Presence of silver nitrate in in vitro propagation showed marked significance in almost all parameters under present investigation. Media without silver nitrate showed lesser response. This may be due to presence of silver nitrate, which might have suppressed the activity of excess of ethylene present in the in vitro culture tubes and further promoted for easy translocation and assimilation of these energy sources available in the media by the explants resulting in cell division and leading to vigorous growth. Similar type of results was documented in Decalepsis hamiltonii [19] , Vanilla planifolia [20] .

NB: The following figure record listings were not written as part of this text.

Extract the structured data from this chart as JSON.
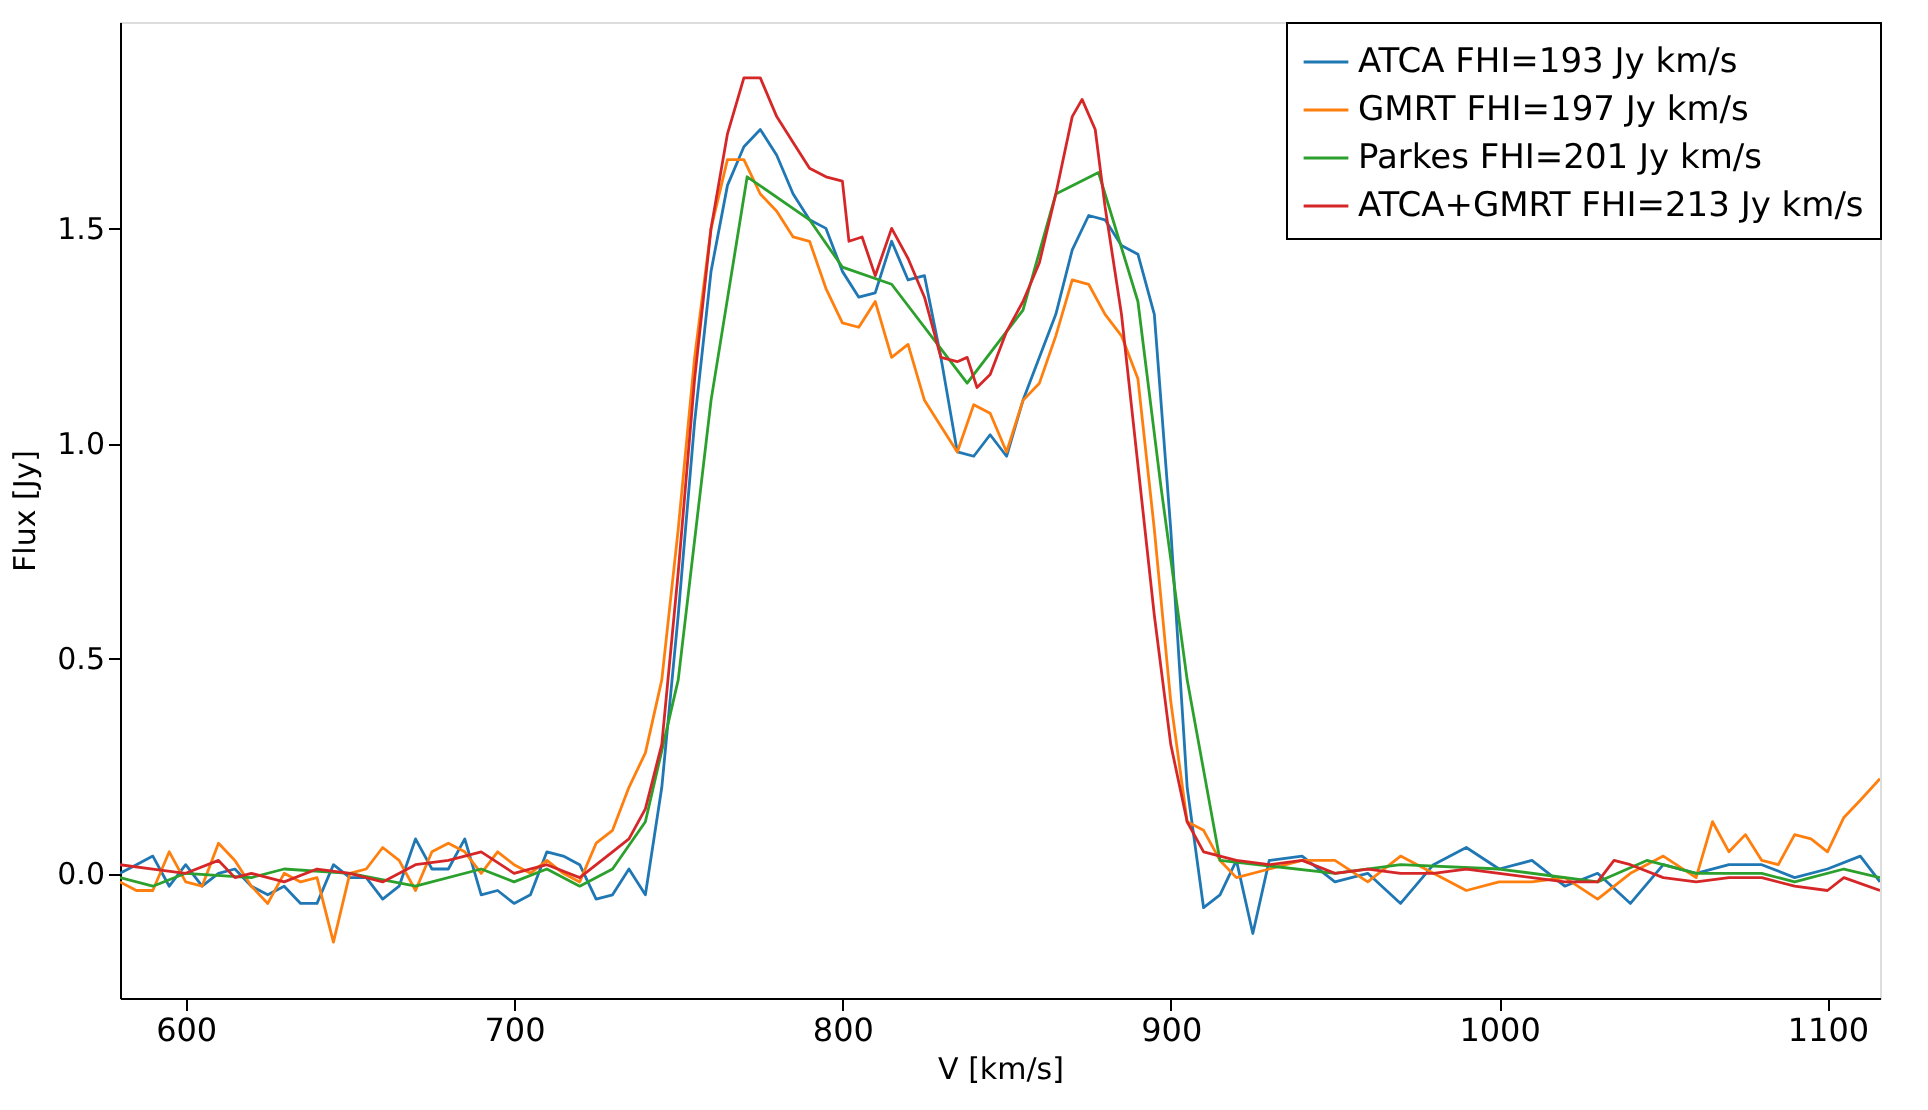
{
  "chart_data": {
    "type": "line",
    "xlabel": "V [km/s]",
    "ylabel": "Flux [Jy]",
    "xlim": [
      580,
      1116
    ],
    "ylim": [
      -0.29,
      1.98
    ],
    "xticks": [
      600,
      700,
      800,
      900,
      1000,
      1100
    ],
    "yticks": [
      {
        "value": 0,
        "label": "0.0"
      },
      {
        "value": 0.5,
        "label": "0.5"
      },
      {
        "value": 1,
        "label": "1.0"
      },
      {
        "value": 1.5,
        "label": "1.5"
      }
    ],
    "grid": false,
    "legend": "top right",
    "marker": "none",
    "line_style": "solid",
    "series": [
      {
        "name": "ATCA FHI=193 Jy km/s",
        "color": "#1f77b4",
        "x": [
          580,
          585,
          590,
          595,
          600,
          605,
          610,
          615,
          620,
          625,
          630,
          635,
          640,
          645,
          650,
          655,
          660,
          665,
          670,
          675,
          680,
          685,
          690,
          695,
          700,
          705,
          710,
          715,
          720,
          725,
          730,
          735,
          740,
          745,
          750,
          755,
          760,
          765,
          770,
          775,
          780,
          785,
          790,
          795,
          800,
          805,
          810,
          815,
          820,
          825,
          830,
          835,
          840,
          845,
          850,
          855,
          860,
          865,
          870,
          875,
          880,
          885,
          890,
          895,
          900,
          905,
          910,
          915,
          920,
          925,
          930,
          940,
          950,
          960,
          970,
          980,
          990,
          1000,
          1010,
          1020,
          1030,
          1040,
          1050,
          1060,
          1070,
          1080,
          1090,
          1100,
          1110,
          1116
        ],
        "values": [
          0.0,
          0.02,
          0.04,
          -0.03,
          0.02,
          -0.03,
          0.0,
          0.01,
          -0.03,
          -0.05,
          -0.03,
          -0.07,
          -0.07,
          0.02,
          -0.01,
          -0.01,
          -0.06,
          -0.03,
          0.08,
          0.01,
          0.01,
          0.08,
          -0.05,
          -0.04,
          -0.07,
          -0.05,
          0.05,
          0.04,
          0.02,
          -0.06,
          -0.05,
          0.01,
          -0.05,
          0.2,
          0.6,
          1.05,
          1.4,
          1.6,
          1.69,
          1.73,
          1.67,
          1.58,
          1.52,
          1.5,
          1.4,
          1.34,
          1.35,
          1.47,
          1.38,
          1.39,
          1.2,
          0.98,
          0.97,
          1.02,
          0.97,
          1.1,
          1.2,
          1.3,
          1.45,
          1.53,
          1.52,
          1.46,
          1.44,
          1.3,
          0.8,
          0.2,
          -0.08,
          -0.05,
          0.03,
          -0.14,
          0.03,
          0.04,
          -0.02,
          0.0,
          -0.07,
          0.02,
          0.06,
          0.01,
          0.03,
          -0.03,
          0.0,
          -0.07,
          0.02,
          0.0,
          0.02,
          0.02,
          -0.01,
          0.01,
          0.04,
          -0.02
        ]
      },
      {
        "name": "GMRT FHI=197 Jy km/s",
        "color": "#ff7f0e",
        "x": [
          580,
          585,
          590,
          595,
          600,
          605,
          610,
          615,
          620,
          625,
          630,
          635,
          640,
          645,
          650,
          655,
          660,
          665,
          670,
          675,
          680,
          685,
          690,
          695,
          700,
          705,
          710,
          715,
          720,
          725,
          730,
          735,
          740,
          745,
          750,
          755,
          760,
          765,
          770,
          775,
          780,
          785,
          790,
          795,
          800,
          805,
          810,
          815,
          820,
          825,
          830,
          835,
          840,
          845,
          850,
          855,
          860,
          865,
          870,
          875,
          880,
          885,
          890,
          895,
          900,
          905,
          910,
          915,
          920,
          930,
          940,
          950,
          960,
          970,
          980,
          990,
          1000,
          1010,
          1020,
          1030,
          1040,
          1050,
          1060,
          1065,
          1070,
          1075,
          1080,
          1085,
          1090,
          1095,
          1100,
          1105,
          1110,
          1116
        ],
        "values": [
          -0.02,
          -0.04,
          -0.04,
          0.05,
          -0.02,
          -0.03,
          0.07,
          0.03,
          -0.03,
          -0.07,
          0.0,
          -0.02,
          -0.01,
          -0.16,
          0.0,
          0.01,
          0.06,
          0.03,
          -0.04,
          0.05,
          0.07,
          0.05,
          0.0,
          0.05,
          0.02,
          0.0,
          0.03,
          0.0,
          -0.02,
          0.07,
          0.1,
          0.2,
          0.28,
          0.45,
          0.8,
          1.2,
          1.5,
          1.66,
          1.66,
          1.58,
          1.54,
          1.48,
          1.47,
          1.36,
          1.28,
          1.27,
          1.33,
          1.2,
          1.23,
          1.1,
          1.04,
          0.98,
          1.09,
          1.07,
          0.98,
          1.1,
          1.14,
          1.25,
          1.38,
          1.37,
          1.3,
          1.25,
          1.15,
          0.8,
          0.4,
          0.12,
          0.1,
          0.03,
          -0.01,
          0.01,
          0.03,
          0.03,
          -0.02,
          0.04,
          0.0,
          -0.04,
          -0.02,
          -0.02,
          -0.01,
          -0.06,
          0.0,
          0.04,
          -0.01,
          0.12,
          0.05,
          0.09,
          0.03,
          0.02,
          0.09,
          0.08,
          0.05,
          0.13,
          0.17,
          0.22
        ]
      },
      {
        "name": "Parkes FHI=201 Jy km/s",
        "color": "#2ca02c",
        "x": [
          580,
          590,
          600,
          620,
          630,
          650,
          670,
          690,
          700,
          710,
          720,
          730,
          740,
          750,
          760,
          771,
          790,
          800,
          815,
          838,
          855,
          865,
          878,
          890,
          897,
          905,
          915,
          950,
          970,
          1000,
          1030,
          1045,
          1060,
          1080,
          1090,
          1105,
          1116
        ],
        "values": [
          -0.01,
          -0.03,
          0.0,
          -0.01,
          0.01,
          0.0,
          -0.03,
          0.01,
          -0.02,
          0.01,
          -0.03,
          0.01,
          0.12,
          0.45,
          1.1,
          1.62,
          1.52,
          1.41,
          1.37,
          1.14,
          1.31,
          1.58,
          1.63,
          1.33,
          0.9,
          0.45,
          0.03,
          0.0,
          0.02,
          0.01,
          -0.02,
          0.03,
          0.0,
          0.0,
          -0.02,
          0.01,
          -0.01
        ]
      },
      {
        "name": "ATCA+GMRT FHI=213 Jy km/s",
        "color": "#d62728",
        "x": [
          580,
          590,
          600,
          610,
          615,
          620,
          630,
          640,
          650,
          660,
          670,
          680,
          690,
          700,
          710,
          720,
          730,
          735,
          740,
          745,
          750,
          755,
          760,
          765,
          770,
          775,
          780,
          785,
          790,
          795,
          800,
          802,
          806,
          810,
          815,
          820,
          825,
          830,
          835,
          838,
          841,
          845,
          850,
          855,
          860,
          865,
          870,
          873,
          877,
          880,
          885,
          890,
          895,
          900,
          905,
          910,
          920,
          930,
          940,
          950,
          960,
          970,
          980,
          990,
          1000,
          1010,
          1020,
          1030,
          1035,
          1040,
          1050,
          1060,
          1070,
          1080,
          1090,
          1100,
          1105,
          1116
        ],
        "values": [
          0.02,
          0.01,
          0.0,
          0.03,
          -0.01,
          0.0,
          -0.02,
          0.01,
          0.0,
          -0.02,
          0.02,
          0.03,
          0.05,
          0.0,
          0.02,
          -0.01,
          0.05,
          0.08,
          0.15,
          0.3,
          0.7,
          1.15,
          1.5,
          1.72,
          1.85,
          1.85,
          1.76,
          1.7,
          1.64,
          1.62,
          1.61,
          1.47,
          1.48,
          1.39,
          1.5,
          1.43,
          1.34,
          1.2,
          1.19,
          1.2,
          1.13,
          1.16,
          1.26,
          1.33,
          1.42,
          1.58,
          1.76,
          1.8,
          1.73,
          1.55,
          1.3,
          0.95,
          0.6,
          0.3,
          0.12,
          0.05,
          0.03,
          0.02,
          0.03,
          0.0,
          0.01,
          0.0,
          0.0,
          0.01,
          0.0,
          -0.01,
          -0.02,
          -0.02,
          0.03,
          0.02,
          -0.01,
          -0.02,
          -0.01,
          -0.01,
          -0.03,
          -0.04,
          -0.01,
          -0.04
        ]
      }
    ]
  }
}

3.5. Acclimatization and Hardening

The well rooted shoots were removed from the culture tubes and washed thoroughly to remove the traces of agar. Acclimatization of the regenerated plants to the external environment is the last and very important stage of micropropagation and its success depends upon different factors as suggested by various researchers [21] [22] . The plantlets of in vitro grown Sphaeranthus indicus with well developed roots and shoots were transplanted to plastic cups containing autoclaved vermiculite and soil (1:1). About 90% of the transplanted plantlets survived after acclimatization and showed healthy growth without any morphological variations. Finally after one month the hardened plants were transferred to pots containing garden soil and sand (2:1) and were allowed to grow under nursery shade conditions. These plants were watered at 3 days intervals and were finally planted in field condition. All the plantlets were phenotypically indistinguishable from the parent plants.

4. Conclusion

In the present investigation, an attempt has been made to study the effect of AgNO3 on in vitro flowering and multiple shoot regeneration for the first time in medicinal plants like Solanum nigrum. Addition of AgNO3 along with low concentrations of cytokinins and auxins in the medium induced in vitro flowering. The present study may offer to achieve better genetic varieties of plants which fail to produce seeds.

Abbreviations

BAP 6-benzyl amino purine

Kn Kinetin

AgNO3 Silver nitrate

NAA α-naphthalene acetic acid

IAA Indole-3-acetic acid

IBA Indole-3-butyric acid

MS Murashige and Skoog

NOTES

*Corresponding author.

Conflicts of Interest

The authors declare no conflicts of interest.